Jessica and Byrne sat in the parking lot, more than a little stunned.
"Please tell me this is a first for you," Jessica said.
"It's a first."
"We're looking for a guy who takes a woman off the street, strangles her, cuts off her feet, then takes hours to draw the moon on her stomach."
"Yep."
"In his own semen and blood."
"We don't know for sure whose blood and semen it is yet," Byrne said.
"Thanks," Jessica said. "I was just starting to think I had a handle on it. I was kind of hoping he jacked off, cut his own wrists, and eventually bled out."
"No such luck."
As they pulled out onto the street, four words ran through Jessica's mind:
Sweat, blood, sugar, salt.
Back at the Roundhouse, Jessica called SEPTA. After running a series of bureaucratic gauntlets, she finally spoke to the man who drove the night route that passed in front of the All-City Launderette. He confirmed that he had driven his route the night Kristina Jakos did her laundry, the last night anyone to whom they had spoken recalled seeing her alive. The driver specifically remembered not picking anyone up at that stop all week.
Kristina Jakos had never made it onto the bus that night.
While Byrne put together a list of thrift shops and secondhand clothing stores, Jessica scanned the preliminary lab reports. There were no fingerprints on Kristina Jakos's neck. There was no blood on the scene other than the trace evidence found on the riverbank and on her clothing.
Blood evidence, Jessica thought
. Her mind went back to the moon "painting" on Kristina's stomach. It gave her an idea. It was a long shot, but it was better than no shot. She picked up the phone and called the rectory at St. Seraphim. In short order she had Father Greg on the line.
"How can I help you, Detective?" he asked.
"I have a quick question," she said. "Do you have a moment?"
"Of course."
"I'm afraid it might sound a little strange."

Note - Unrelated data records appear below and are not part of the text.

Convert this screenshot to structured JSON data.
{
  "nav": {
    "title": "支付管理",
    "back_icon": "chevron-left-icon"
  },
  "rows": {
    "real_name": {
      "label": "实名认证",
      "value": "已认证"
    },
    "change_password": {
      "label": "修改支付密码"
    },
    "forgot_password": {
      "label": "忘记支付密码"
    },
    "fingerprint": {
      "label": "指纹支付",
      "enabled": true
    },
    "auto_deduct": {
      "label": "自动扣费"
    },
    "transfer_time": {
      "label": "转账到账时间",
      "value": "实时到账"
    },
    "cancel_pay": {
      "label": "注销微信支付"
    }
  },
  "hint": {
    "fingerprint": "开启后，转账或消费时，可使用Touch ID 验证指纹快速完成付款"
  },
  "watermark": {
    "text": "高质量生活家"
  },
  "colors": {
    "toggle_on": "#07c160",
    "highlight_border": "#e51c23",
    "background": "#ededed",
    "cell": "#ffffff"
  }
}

"I am an inner-city priest," Father Greg said. "Strange is pretty much my business."
"I have a question about the moon."
Silence. Jessica expected as much. Then: "The moon?"
"Yes. When we spoke, you mentioned the Julian calendar," Jessica said. "I was wondering if the Julian calendar addressed any issues relating to the moon, the lunar cycle, anything like that."
"I see," Father Greg said. "Like I said, I'm not particularly scholarly on these matters, but I can tell you that, like the Gregorian calendar, which is also divided into months of irregular lengths, the Julian calendar is no longer synchronized to the phases of the moon. In fact, the Julian calendar is a purely solar calendar."
"So there is no particular significance given to the moon in Russian Orthodoxy or by the Russian people?"
"I didn't say that. There are many Russian folk tales and much Russian lore that address both the sun and the moon, but nothing I can think of regarding the phases of the moon."
"What sorts of folk tales?"
"Well, one story in particular, one that is widely known, is the story called 'The Sun Maiden and the Crescent Moon.' "
"What is that?"
"It is a Siberian folk tale, I believe. Maybe a Ket fable. Rather grotesque according to some."
"I'm an inner-city cop, Father. Grotesque is pretty much my business."
Father Greg laughed. "Well, 'The Sun Maiden and the Crescent Moon' is the story of a man who becomes the crescent moon, beloved of the Sun Maiden. Unfortunately-and this is the grotesque part-he is torn in half by the Sun Maiden and an evil sorceress as they fight over him."
"He's torn in half?"
"Yes," Father Greg said. "And, as it turns out, the Sun Maiden got the half without the hero's heart, and can only revive him for a week at a time."